I eyed the bottle with envy. OxyContin. I told her those would do the trick. She nodded and set the bottle down next to her can of diet cola on the stained TV tray at her elbow.

“Hey,” she said,  “You got anything to read?”

Up in my apartment was a stack of tabloids I kept next to the crapper: Bat Boy Escapes. Teenage Joy-riding Aliens. Titanic Survivor Speaks from Inside Waterbed. Woman Uses Glass Eye to Spy on Cheating Husband. Just the kind of junk I thought she’d like. I told her sure I did and went upstairs to get them.

When I held them out, she shook her head. “Oh, no thanks, I don’t read that stuff.”

I shrugged, turned around, and dropped the tabloids into the yellow recycling bin at the porch’s edge.

“Say,” she said, “What’s that book in your back pocket?”

She meant my beat to shit paperback copy of Shakespeare’s Julius Caesar, a relic from my single year at community college, a prop I stared through so I wouldn’t look stupid drinking in bars alone. Not a single woman, or man for that matter, had ever started a conversation with me by asking what I was reading, though I still continued to carry the book around. I’d read parts here and there, but the truth was I could care less about Shakespeare. I was usually looking over the top of it at the TV.

I pulled the book out. It had worn to the curve of my ass like a wallet.
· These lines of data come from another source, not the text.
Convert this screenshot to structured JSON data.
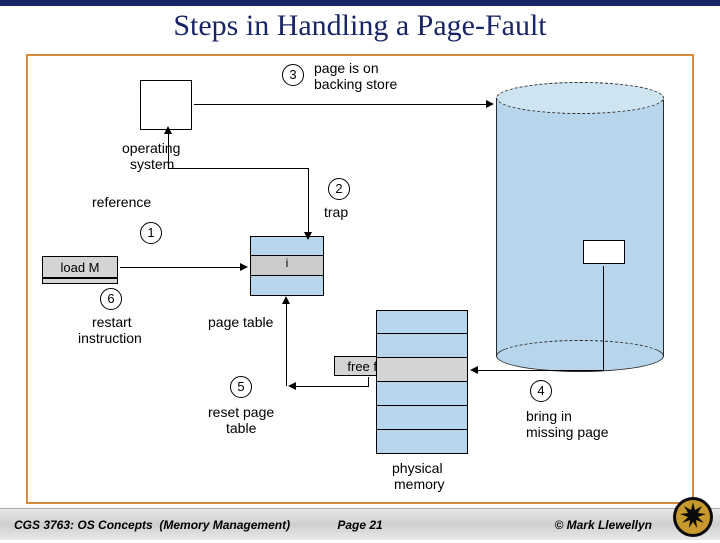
{
  "title": "Steps in Handling a Page-Fault",
  "labels": {
    "pageIsOn": "page is on",
    "backingStore": "backing store",
    "operating": "operating",
    "system": "system",
    "reference": "reference",
    "trap": "trap",
    "loadM": "load M",
    "restart": "restart",
    "instruction": "instruction",
    "pageTable": "page table",
    "resetPage": "reset page",
    "table": "table",
    "freeFrame": "free frame",
    "bringIn": "bring in",
    "missingPage": "missing page",
    "physical": "physical",
    "memory": "memory",
    "i": "i"
  },
  "steps": {
    "s1": "1",
    "s2": "2",
    "s3": "3",
    "s4": "4",
    "s5": "5",
    "s6": "6"
  },
  "footer": {
    "course": "CGS 3763: OS Concepts",
    "topic": "(Memory Management)",
    "page": "Page 21",
    "copyright": "© Mark Llewellyn"
  }
}
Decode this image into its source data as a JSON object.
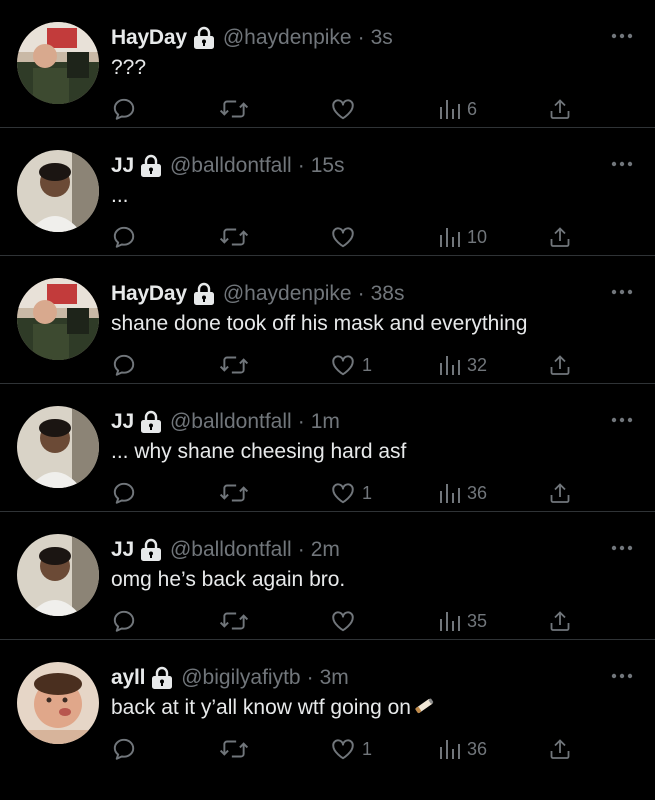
{
  "tweets": [
    {
      "name": "HayDay",
      "handle": "@haydenpike",
      "time": "3s",
      "text": "???",
      "likes": "",
      "views": "6"
    },
    {
      "name": "JJ",
      "handle": "@balldontfall",
      "time": "15s",
      "text": "...",
      "likes": "",
      "views": "10"
    },
    {
      "name": "HayDay",
      "handle": "@haydenpike",
      "time": "38s",
      "text": "shane done took off his mask and everything",
      "likes": "1",
      "views": "32"
    },
    {
      "name": "JJ",
      "handle": "@balldontfall",
      "time": "1m",
      "text": "... why shane cheesing hard asf",
      "likes": "1",
      "views": "36"
    },
    {
      "name": "JJ",
      "handle": "@balldontfall",
      "time": "2m",
      "text": "omg he’s back again bro.",
      "likes": "",
      "views": "35"
    },
    {
      "name": "ayll",
      "handle": "@bigilyafiytb",
      "time": "3m",
      "text": "back at it y’all know wtf going on",
      "likes": "1",
      "views": "36"
    }
  ],
  "separator": "·",
  "icons": {
    "reply": "reply-icon",
    "retweet": "retweet-icon",
    "like": "heart-icon",
    "views": "views-icon",
    "share": "share-icon",
    "lock": "lock-icon",
    "more": "more-icon"
  },
  "colors": {
    "background": "#000000",
    "text": "#e7e9ea",
    "muted": "#71767b",
    "divider": "#2f3336"
  }
}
I handed it to her, told her it was a play; I didn’t think she’d like it. She smiled, once again showing me the ruined pickets of her teeth.

“The fault, dear Brutus, is not in our stars but in ourselves,” she said.
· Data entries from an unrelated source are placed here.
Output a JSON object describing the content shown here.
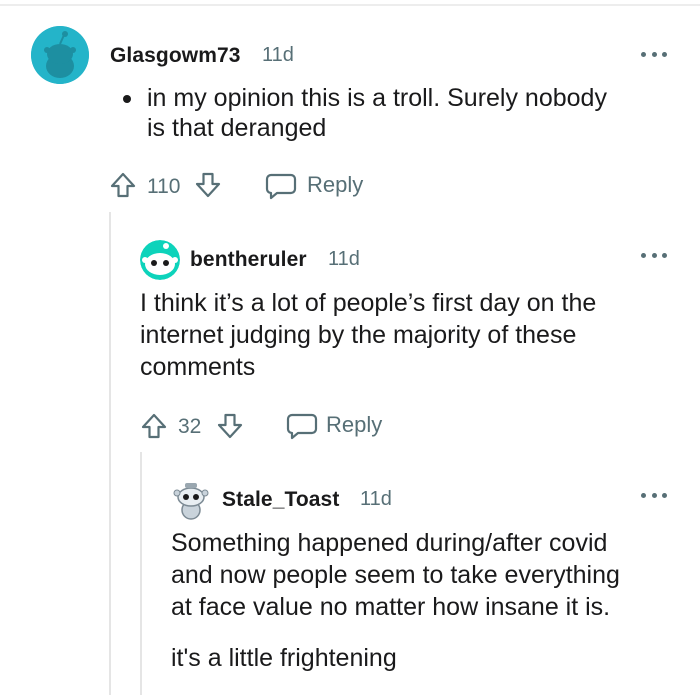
{
  "comments": [
    {
      "username": "Glasgowm73",
      "age": "11d",
      "text_lines": [
        "in my opinion this is a troll. Surely nobody",
        "is that deranged"
      ],
      "score": "110",
      "reply_label": "Reply",
      "avatar_color": "#24b4c9"
    },
    {
      "username": "bentheruler",
      "age": "11d",
      "text_lines": [
        "I think it’s a lot of people’s first day on the",
        "internet judging by the majority of these",
        "comments"
      ],
      "score": "32",
      "reply_label": "Reply",
      "avatar_color": "#0dd3bb"
    },
    {
      "username": "Stale_Toast",
      "age": "11d",
      "text_lines": [
        "Something happened during/after covid",
        "and now people seem to take everything",
        "at face value no matter how insane it is."
      ],
      "text_lines_2": [
        "it's a little frightening"
      ],
      "avatar_color": "#c9d3db"
    }
  ],
  "icons": [
    "more-options-icon",
    "upvote-icon",
    "downvote-icon",
    "reply-icon"
  ],
  "colors": {
    "text": "#1a1a1b",
    "meta": "#576f76",
    "thread_line": "#e5e5e5"
  }
}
I had no idea what she was talking about. She read the confusion on my face.

“Sorry,” she said. “The pills got me kinda loopy.” She flipped through the book, found the page. Pointed out the line.

Through the windows of her apartment I could see a row of photos on the mantle. Among them, an old black and white of someone in an army uniform as well as a recent color shot of a young Marine, stiff and unsmiling in his dress blues. On her walls she’d taped up her grandkids’ crayon scribbles of purple trees and green suns next to what looked like a few diplomas or certificates of some kind. I took it all in, the evidence of her love, her loyalty, her attempts at self improvement, and I had to stop myself from laughing out loud as it became abundantly clear to me that she had proven, intentionally or accidentally, that I am and always will be a totally self-absorbed, judgmental asshole. I wanted to slap her in the face. Punch her repeatedly in the wounded side for reminding me of this. Instead, I shook my last two smokes out of the pack, lit them together, handed one to her, and sat down on the stoop at her feet.

She was right. So were Shakespeare and Caesar. In the end, we decide. I tried to think of something to say about the play, which she’d obviously read and understood, unlike me. There was this line I’d come across once that had stuck with me for a while, but now I couldn’t quite remember it. Something about butchers pardoning the bleeding earth for being meek and gentle. I groped for the sense of its meaning, felt some understanding there on the edge of my mind. Then what little I could realize slipped away as I decided to tell her how bad my back had been hurting me lately.